Are "as is" properties always in bad shape?  No.  They can be, but just because a property is listed "as is" doesn't mean it's a total rehab.  Again, it just depends.  On things like an estate sale the family involved probably doesn't know anything about the property and just wants to get rid of it.  "Not knowing" doesn't mean it's in serious disrepair, it just means they don't know, and they don't want to deal with a laundry list of repairs.  Either you want it, or you don't.

On short-sales where the property is "as is" the seller has no money, and is upside down on their mortgage.
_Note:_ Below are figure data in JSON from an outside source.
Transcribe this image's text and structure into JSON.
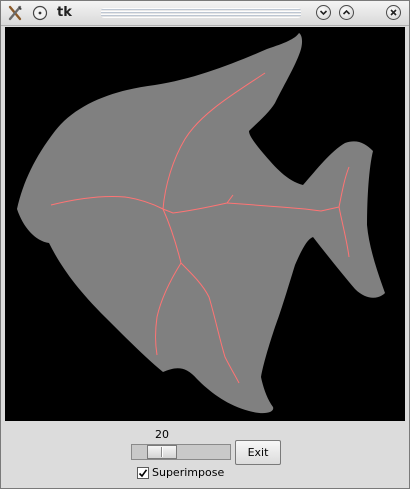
{
  "window": {
    "title": "tk"
  },
  "titlebar": {
    "app_icon": "tools-icon",
    "menu_icon": "circle-menu-icon",
    "minimize_icon": "chevron-down-icon",
    "maximize_icon": "chevron-up-icon",
    "close_icon": "close-icon"
  },
  "canvas": {
    "background": "#000000",
    "shape_color": "#808080",
    "skeleton_color": "#ff7070",
    "content": "angelfish-shape-icon"
  },
  "controls": {
    "scale_value": "20",
    "scale_fraction": 0.2,
    "exit_label": "Exit",
    "superimpose_label": "Superimpose",
    "superimpose_checked": true,
    "check_mark": "✓"
  }
}
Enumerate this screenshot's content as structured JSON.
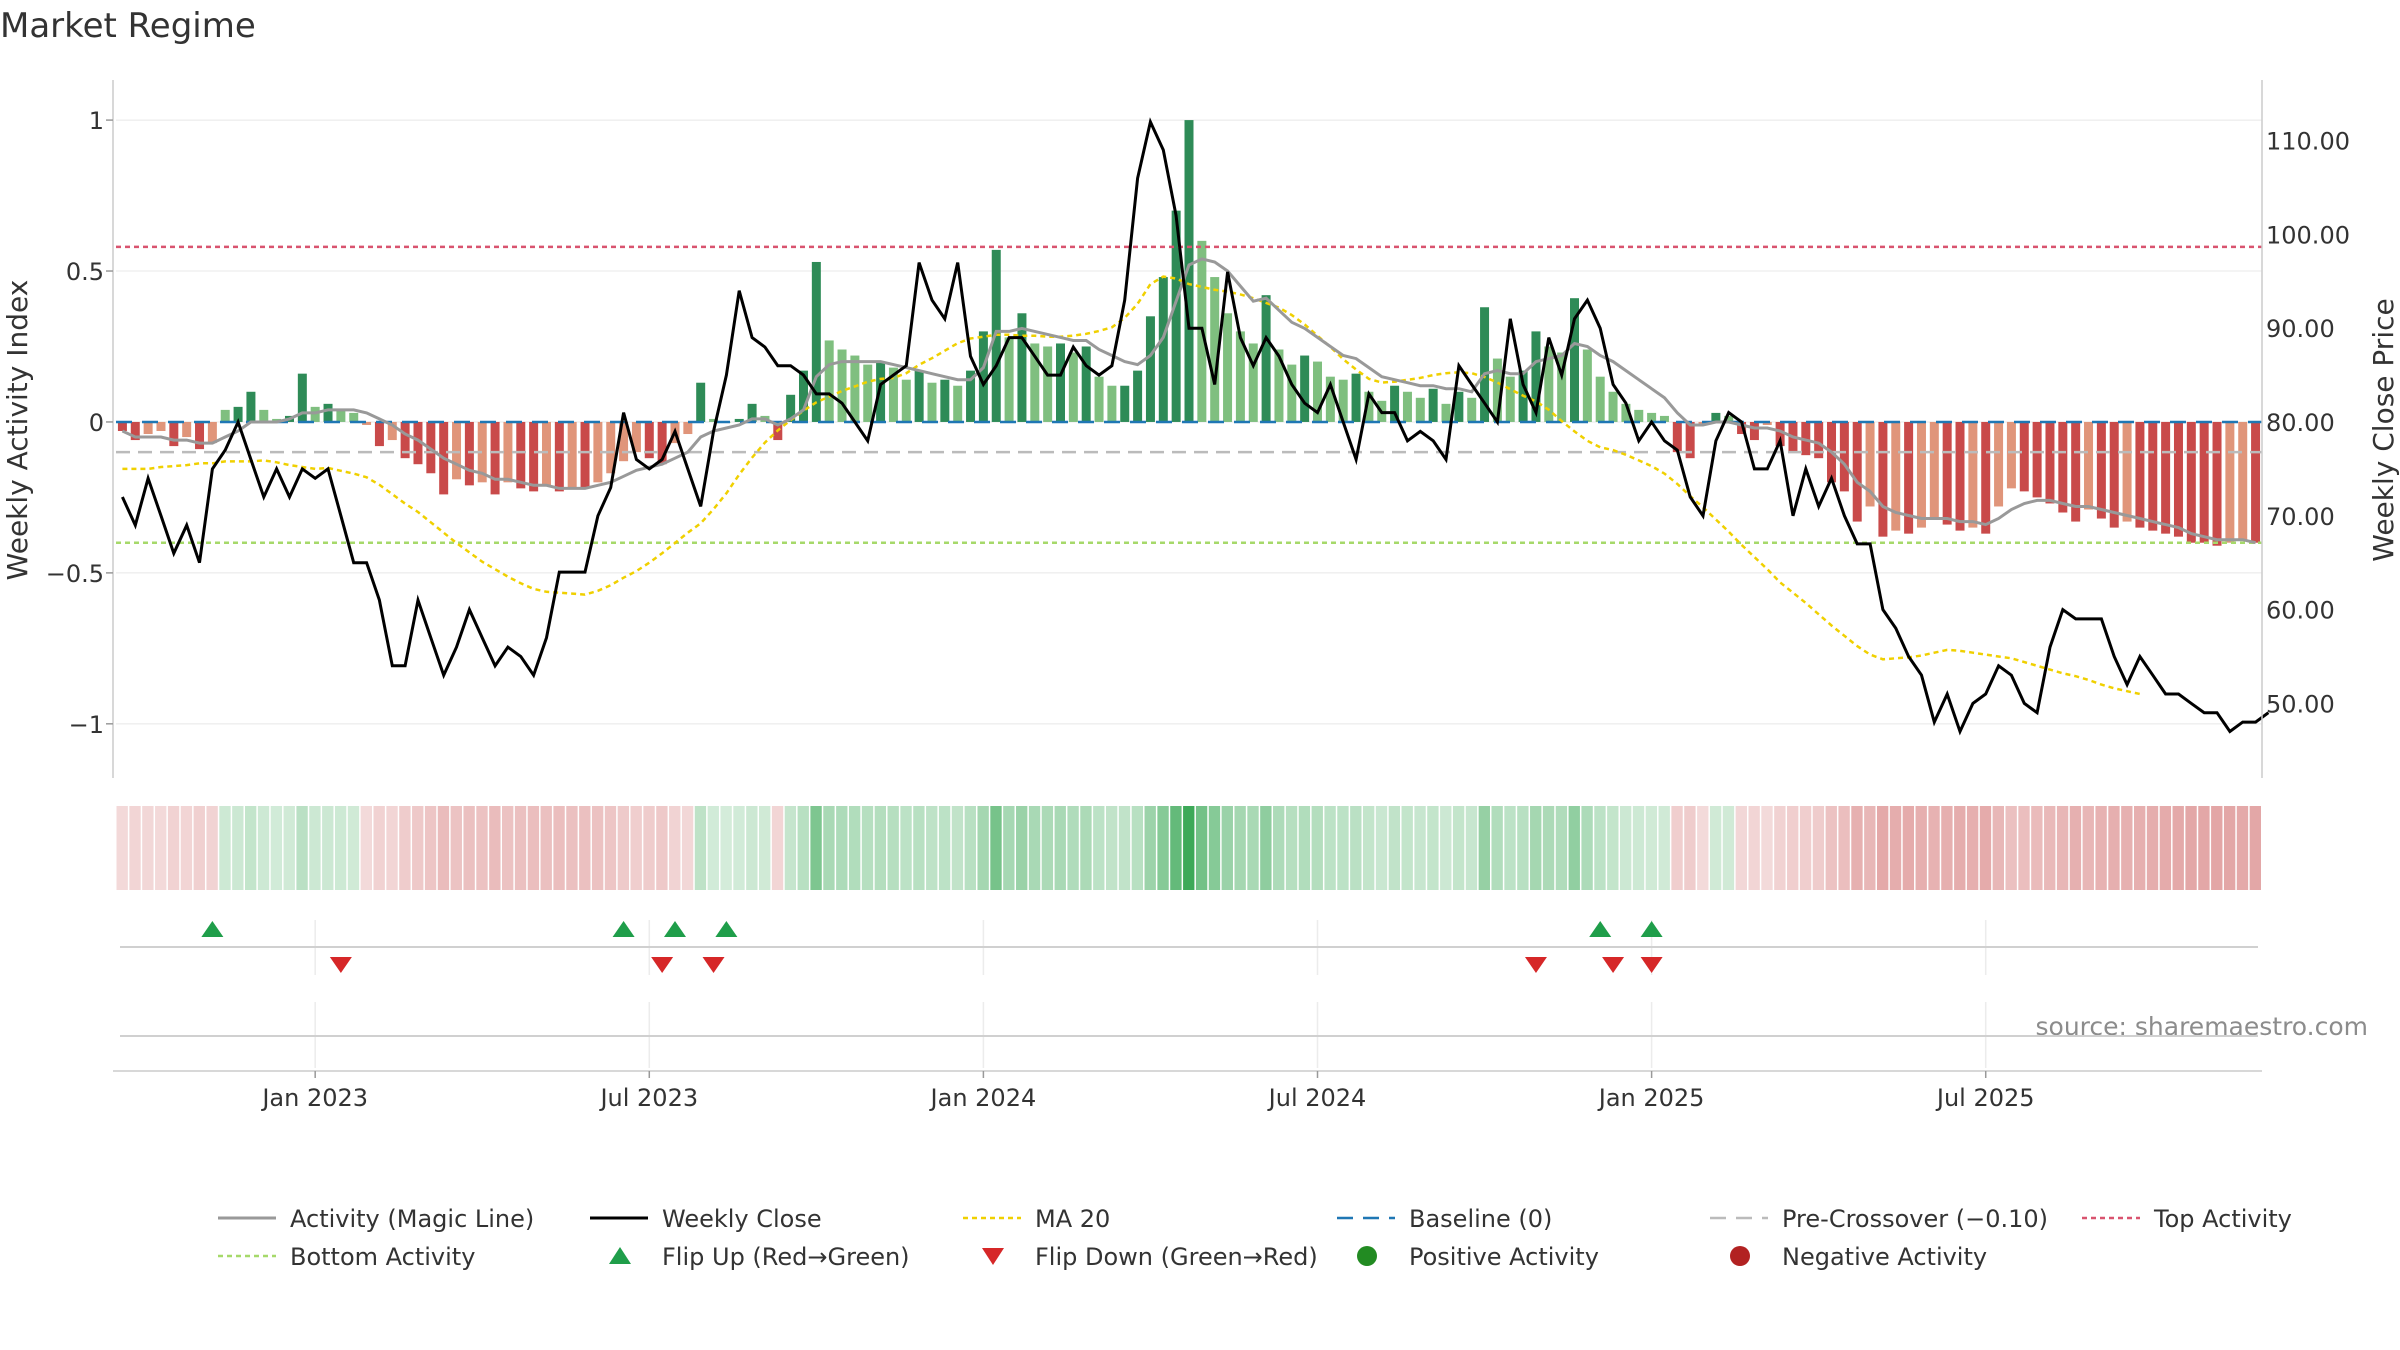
{
  "chart_data": {
    "type": "bar",
    "title": "Market Regime",
    "ylabel": "Weekly Activity Index",
    "y2label": "Weekly Close Price",
    "source": "source: sharemaestro.com",
    "ylim": [
      -1.1,
      1.05
    ],
    "y2lim": [
      44.6,
      113.8
    ],
    "yticks": [
      {
        "v": 1,
        "label": "1"
      },
      {
        "v": 0.5,
        "label": "0.5"
      },
      {
        "v": 0,
        "label": "0"
      },
      {
        "v": -0.5,
        "label": "−0.5"
      },
      {
        "v": -1,
        "label": "−1"
      }
    ],
    "y2ticks": [
      {
        "v": 110,
        "label": "110.00"
      },
      {
        "v": 100,
        "label": "100.00"
      },
      {
        "v": 90,
        "label": "90.00"
      },
      {
        "v": 80,
        "label": "80.00"
      },
      {
        "v": 70,
        "label": "70.00"
      },
      {
        "v": 60,
        "label": "60.00"
      },
      {
        "v": 50,
        "label": "50.00"
      }
    ],
    "xticks": [
      {
        "week": 15,
        "label": "Jan 2023"
      },
      {
        "week": 41,
        "label": "Jul 2023"
      },
      {
        "week": 67,
        "label": "Jan 2024"
      },
      {
        "week": 93,
        "label": "Jul 2024"
      },
      {
        "week": 119,
        "label": "Jan 2025"
      },
      {
        "week": 145,
        "label": "Jul 2025"
      }
    ],
    "grid": true,
    "legend_position": "bottom",
    "reference_lines": {
      "top_activity": 0.58,
      "bottom_activity": -0.4,
      "baseline": 0,
      "pre_crossover": -0.1
    },
    "colors": {
      "strong_green": "#2e8b57",
      "light_green": "#7fbf7f",
      "strong_red": "#c94a4a",
      "light_red": "#e0957a",
      "close_line": "#000000",
      "magic_line": "#999999",
      "ma20": "#f0d000",
      "baseline": "#1f77b4",
      "pre_crossover": "#bbbbbb",
      "top_activity": "#d9536f",
      "bottom_activity": "#a6d96a",
      "flip_up": "#1f9e4a",
      "flip_down": "#d62728",
      "positive": "#228b22",
      "negative": "#b22222"
    },
    "activity": [
      -0.03,
      -0.06,
      -0.04,
      -0.03,
      -0.08,
      -0.05,
      -0.09,
      -0.07,
      0.04,
      0.05,
      0.1,
      0.04,
      0.01,
      0.02,
      0.16,
      0.05,
      0.06,
      0.04,
      0.03,
      -0.01,
      -0.08,
      -0.06,
      -0.12,
      -0.14,
      -0.17,
      -0.24,
      -0.19,
      -0.21,
      -0.2,
      -0.24,
      -0.2,
      -0.22,
      -0.23,
      -0.21,
      -0.23,
      -0.22,
      -0.22,
      -0.2,
      -0.17,
      -0.13,
      -0.1,
      -0.12,
      -0.14,
      -0.07,
      -0.04,
      0.13,
      0.01,
      0,
      0.01,
      0.06,
      0.02,
      -0.06,
      0.09,
      0.17,
      0.53,
      0.27,
      0.24,
      0.22,
      0.19,
      0.2,
      0.18,
      0.14,
      0.17,
      0.13,
      0.14,
      0.12,
      0.17,
      0.3,
      0.57,
      0.28,
      0.36,
      0.26,
      0.25,
      0.26,
      0.23,
      0.25,
      0.15,
      0.12,
      0.12,
      0.17,
      0.35,
      0.48,
      0.7,
      1.0,
      0.6,
      0.48,
      0.36,
      0.3,
      0.26,
      0.42,
      0.24,
      0.19,
      0.22,
      0.2,
      0.15,
      0.14,
      0.16,
      0.1,
      0.07,
      0.12,
      0.1,
      0.08,
      0.11,
      0.06,
      0.1,
      0.08,
      0.38,
      0.21,
      0.15,
      0.17,
      0.3,
      0.25,
      0.23,
      0.41,
      0.24,
      0.15,
      0.1,
      0.06,
      0.04,
      0.03,
      0.02,
      -0.1,
      -0.12,
      -0.01,
      0.03,
      0.02,
      -0.04,
      -0.06,
      -0.01,
      -0.08,
      -0.1,
      -0.11,
      -0.12,
      -0.2,
      -0.23,
      -0.33,
      -0.28,
      -0.38,
      -0.36,
      -0.37,
      -0.35,
      -0.32,
      -0.34,
      -0.36,
      -0.35,
      -0.37,
      -0.28,
      -0.22,
      -0.23,
      -0.25,
      -0.27,
      -0.3,
      -0.33,
      -0.29,
      -0.32,
      -0.35,
      -0.33,
      -0.35,
      -0.36,
      -0.37,
      -0.38,
      -0.4,
      -0.4,
      -0.41,
      -0.4,
      -0.39,
      -0.4
    ],
    "weekly_close": [
      72,
      69,
      74,
      70,
      66,
      69,
      65,
      75,
      77,
      80,
      76,
      72,
      75,
      72,
      75,
      74,
      75,
      70,
      65,
      65,
      61,
      54,
      54,
      61,
      57,
      53,
      56,
      60,
      57,
      54,
      56,
      55,
      53,
      57,
      64,
      64,
      64,
      70,
      73,
      81,
      76,
      75,
      76,
      79,
      75,
      71,
      79,
      85,
      94,
      89,
      88,
      86,
      86,
      85,
      83,
      83,
      82,
      80,
      78,
      84,
      85,
      86,
      97,
      93,
      91,
      97,
      87,
      84,
      86,
      89,
      89,
      87,
      85,
      85,
      88,
      86,
      85,
      86,
      93,
      106,
      112,
      109,
      102,
      90,
      90,
      84,
      96,
      89,
      86,
      89,
      87,
      84,
      82,
      81,
      84,
      80,
      76,
      83,
      81,
      81,
      78,
      79,
      78,
      76,
      86,
      84,
      82,
      80,
      91,
      84,
      81,
      89,
      85,
      91,
      93,
      90,
      84,
      82,
      78,
      80,
      78,
      77,
      72,
      70,
      78,
      81,
      80,
      75,
      75,
      78,
      70,
      75,
      71,
      74,
      70,
      67,
      67,
      60,
      58,
      55,
      53,
      48,
      51,
      47,
      50,
      51,
      54,
      53,
      50,
      49,
      56,
      60,
      59,
      59,
      59,
      55,
      52,
      55,
      53,
      51,
      51,
      50,
      49,
      49,
      47,
      48,
      48,
      49
    ],
    "ma20": [
      75,
      75,
      75,
      75.2,
      75.3,
      75.4,
      75.6,
      75.6,
      75.8,
      75.8,
      75.8,
      75.9,
      75.7,
      75.4,
      75.2,
      75,
      75.1,
      74.8,
      74.5,
      74.1,
      73.3,
      72.3,
      71.3,
      70.4,
      69.3,
      68.2,
      67.1,
      66.1,
      65.1,
      64.3,
      63.5,
      62.8,
      62.2,
      61.9,
      61.8,
      61.7,
      61.6,
      62,
      62.6,
      63.4,
      64.1,
      65,
      66,
      67.1,
      68.2,
      69.2,
      70.7,
      72.4,
      74.4,
      76.2,
      77.8,
      79.1,
      80.2,
      81.2,
      82.1,
      82.7,
      83.3,
      83.8,
      84.3,
      84.6,
      84.7,
      85.2,
      86.1,
      86.8,
      87.6,
      88.4,
      88.9,
      89.1,
      89.3,
      89.3,
      89.2,
      89.2,
      89.1,
      89.1,
      89.2,
      89.4,
      89.7,
      90.1,
      91.1,
      92.6,
      94.7,
      95.5,
      95.3,
      94.7,
      94.4,
      94.1,
      93.9,
      93.6,
      93.2,
      92.7,
      92.2,
      91.4,
      90.4,
      89.2,
      88,
      86.7,
      85.6,
      84.6,
      84.2,
      84.3,
      84.5,
      84.7,
      85,
      85.2,
      85.3,
      85.2,
      84.8,
      84.2,
      83.5,
      82.8,
      82.2,
      81.3,
      80.1,
      79,
      78,
      77.3,
      77,
      76.5,
      75.9,
      75.3,
      74.5,
      73.4,
      72.1,
      70.9,
      69.6,
      68.3,
      66.9,
      65.6,
      64.3,
      62.9,
      61.8,
      60.7,
      59.5,
      58.3,
      57.2,
      56.1,
      55.2,
      54.7,
      54.8,
      54.9,
      55.1,
      55.4,
      55.7,
      55.6,
      55.4,
      55.2,
      55,
      54.8,
      54.4,
      54,
      53.6,
      53.2,
      52.9,
      52.5,
      52,
      51.6,
      51.3,
      51
    ],
    "magic_line": [
      -0.03,
      -0.05,
      -0.05,
      -0.05,
      -0.06,
      -0.06,
      -0.07,
      -0.07,
      -0.05,
      -0.03,
      0,
      0,
      0,
      0.01,
      0.03,
      0.03,
      0.04,
      0.04,
      0.04,
      0.03,
      0.01,
      -0.01,
      -0.04,
      -0.06,
      -0.09,
      -0.12,
      -0.14,
      -0.16,
      -0.17,
      -0.19,
      -0.19,
      -0.2,
      -0.21,
      -0.21,
      -0.22,
      -0.22,
      -0.22,
      -0.21,
      -0.2,
      -0.18,
      -0.16,
      -0.15,
      -0.14,
      -0.12,
      -0.1,
      -0.05,
      -0.03,
      -0.02,
      -0.01,
      0.01,
      0.01,
      -0.01,
      0.01,
      0.04,
      0.15,
      0.19,
      0.2,
      0.2,
      0.2,
      0.2,
      0.19,
      0.18,
      0.17,
      0.16,
      0.15,
      0.14,
      0.14,
      0.18,
      0.3,
      0.3,
      0.31,
      0.3,
      0.29,
      0.28,
      0.27,
      0.27,
      0.24,
      0.22,
      0.2,
      0.19,
      0.22,
      0.28,
      0.4,
      0.52,
      0.54,
      0.53,
      0.5,
      0.45,
      0.4,
      0.41,
      0.37,
      0.33,
      0.31,
      0.28,
      0.25,
      0.22,
      0.21,
      0.18,
      0.15,
      0.14,
      0.13,
      0.12,
      0.12,
      0.11,
      0.11,
      0.1,
      0.16,
      0.17,
      0.16,
      0.16,
      0.2,
      0.21,
      0.22,
      0.26,
      0.25,
      0.22,
      0.2,
      0.17,
      0.14,
      0.11,
      0.08,
      0.03,
      -0.01,
      -0.01,
      0,
      0,
      -0.01,
      -0.02,
      -0.02,
      -0.03,
      -0.05,
      -0.06,
      -0.07,
      -0.1,
      -0.14,
      -0.2,
      -0.23,
      -0.28,
      -0.3,
      -0.31,
      -0.32,
      -0.32,
      -0.32,
      -0.33,
      -0.33,
      -0.34,
      -0.32,
      -0.29,
      -0.27,
      -0.26,
      -0.26,
      -0.27,
      -0.28,
      -0.28,
      -0.29,
      -0.3,
      -0.31,
      -0.32,
      -0.33,
      -0.34,
      -0.35,
      -0.37,
      -0.38,
      -0.39,
      -0.39,
      -0.39,
      -0.4
    ],
    "flip_up_weeks": [
      7,
      39,
      43,
      47,
      115,
      119
    ],
    "flip_down_weeks": [
      17,
      42,
      46,
      110,
      116,
      119
    ],
    "legend": [
      {
        "key": "magic",
        "label": "Activity (Magic Line)"
      },
      {
        "key": "close",
        "label": "Weekly Close"
      },
      {
        "key": "ma20",
        "label": "MA 20"
      },
      {
        "key": "baseline",
        "label": "Baseline (0)"
      },
      {
        "key": "precross",
        "label": "Pre-Crossover (−0.10)"
      },
      {
        "key": "top",
        "label": "Top Activity"
      },
      {
        "key": "bottom",
        "label": "Bottom Activity"
      },
      {
        "key": "flipup",
        "label": "Flip Up (Red→Green)"
      },
      {
        "key": "flipdown",
        "label": "Flip Down (Green→Red)"
      },
      {
        "key": "positive",
        "label": "Positive Activity"
      },
      {
        "key": "negative",
        "label": "Negative Activity"
      }
    ]
  }
}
The bank will not let the seller make repairs and the bank, who is directly involved in the short-sale, will also not make any repairs because the loan is already upside down and the bank is already in the hole for thousands of dollars.  They don't want to take another hit for repairs, they're already losing money.

"As is" doesn't necessarily mean the seller is hiding something.  Again, banks and estates rarely have any direct knowledge of the property.  Basically, they don't know about the condition and they don't care.  In some cases, the seller has to provide a property disclosure, in which the seller discloses what they know/don't know about the property.  These disclosures vary from state to state, and in general, banks and the like are not required to provide a property disclosure.  See my previous posting on seller's disclosure.

One last thing: if the property is "as is" because it IS in bad condition that makes buying it with a mortgage particularly challenging.  Many "as is" properties will only sell with cash or with a special financing program that takes into account the condition.  But that's a blog post for another day. 

I hope you are now an expert in "as is" properties.  Happy hunting!      

Monday, February 11, 2013

What Does the Seller Have to Disclose on a Sale?

In Ohio, and in other states, the seller of a property is required to fill out and present to any/all potential buyers a Residential Property Disclosure Form, provided and mandated by the State of Ohio.  Here is the actual form if you'd like to take a look at it: http://com.ohio.gov/real/docs/real_ResidentialPropertyDisclosureFormSince20130101.pdf

This is a good tool for potential buyers because they can see what issues and/concerns/repairs the owner has dealt with on the property.  However, the Ohio Revised Code states that there are (9) exceptions to providing the Residential Property Disclosure. 

 Here they are:
 


1. A sale by a fiduciary in an estate, guardianship or trust.
2. A foreclosure.
3. A newly constructed property never previously occupied. (A model home will have an occupancy permit and is therefore not excluded from the disclosure requirement.)
4. Inherited property where the (selling) heir has not resided during the past (1) year. (Even if the heir grew up in the property, if he has not lived there for the previous year, he is exempt from disclosure requirements.)
5. A sheriff's sale.
6. A court-ordered sale. (Bankruptcy, for example)
7. A sale to a co-owner or from a divorce.
8. A sale to, or by a government entity. (HUD, ODOT, an eminent domain condemnation)
9. A sale to a tenant who has resided in the property for the past year.